Francis Chew was an anomaly: a middle-class Midwesterner and a pharmacy clerk from Richmond, Missouri, who joined the U.S. Navy over the objections of his widowed mother after reading a novel about Matthew C. Perry’s expedition to Japan. “It was beautifully and profusely illustrated, my head was completely turned and I concluded that the Navy was just the place for me. Drugs lost all their charms; ships, sailors, officers in their showy uniforms, filled my mind with new thoughts and an earnest longing for the sea.” Through acquaintance with a judge, Chew secured appointment to the Naval Academy, entering in 1859; Dabney Scales, the son of a Mississippi planter, also entered the Naval Academy in 1859—in spring 1861 both resigned without graduating to join the Confederate navy.
All of these men had significant wartime experience on ironclads and shallow-water steam gunboats: In the fall of 1861, Chew and Scales served in the “mosquito fleet” at the loss of Port Royal Sound, South Carolina; Chew observed the fall of Fort Pulaski two months later; Waddell had been on one of the Confederacy’s doomed ironclads at the Battle of New Orleans in April 1862, while Whittle, Lee, and Chew were together on another; that same month on the Mississippi, Dr. Lining witnessed the fall of Island Number Ten and New Madrid, Missouri.
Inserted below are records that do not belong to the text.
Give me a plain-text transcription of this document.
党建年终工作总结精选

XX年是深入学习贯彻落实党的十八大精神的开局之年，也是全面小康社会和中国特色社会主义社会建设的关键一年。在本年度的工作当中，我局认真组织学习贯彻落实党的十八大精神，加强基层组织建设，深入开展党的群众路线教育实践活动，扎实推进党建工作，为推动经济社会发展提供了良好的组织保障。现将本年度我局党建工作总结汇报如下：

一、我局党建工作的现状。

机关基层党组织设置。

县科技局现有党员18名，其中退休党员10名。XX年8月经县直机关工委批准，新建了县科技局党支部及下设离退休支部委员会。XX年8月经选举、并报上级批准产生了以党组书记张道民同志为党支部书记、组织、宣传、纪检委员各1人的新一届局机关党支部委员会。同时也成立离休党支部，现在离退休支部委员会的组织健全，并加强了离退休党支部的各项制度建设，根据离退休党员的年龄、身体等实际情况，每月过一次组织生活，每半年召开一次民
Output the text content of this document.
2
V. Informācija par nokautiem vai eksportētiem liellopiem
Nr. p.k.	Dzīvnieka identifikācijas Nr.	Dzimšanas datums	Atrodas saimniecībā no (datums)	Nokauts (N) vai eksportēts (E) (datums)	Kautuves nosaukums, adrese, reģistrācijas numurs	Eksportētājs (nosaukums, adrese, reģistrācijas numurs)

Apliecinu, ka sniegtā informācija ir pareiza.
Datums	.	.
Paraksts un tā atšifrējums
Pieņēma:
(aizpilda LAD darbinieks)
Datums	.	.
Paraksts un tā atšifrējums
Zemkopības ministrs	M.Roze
A few weeks later, Waddell supervised the big guns at Drewry’s Bluff on the James River when they turned back the Union fleet threatening Richmond.
Grimball and Scales had close calls on the bloody gun deck of the ironclad CSS Arkansas in July 1862 when she charged guns blazing through Admiral Farragut’s fleet above Vicksburg. And in April 1863, Chew was on board the ironclad CSS Palmetto State as they stopped a Union waterborne attack on Charleston. Scales and Lee reported to the ironclad CSS Atlanta in Savannah, which in June 1863 ran aground after a short fight and was captured by Union monitors. By the summer of 1863, future Shenandoah lieutenants all had been dispatched to Europe awaiting orders as part of a Confederate fleet that never was. Chew and Scales, however, had never been to sea, which made Waddell particularly uncomfortable. Whittle, who felt perfectly capable of mentoring his junior colleagues, would become incensed when the captain’s nervousness on the subject impugned his competence.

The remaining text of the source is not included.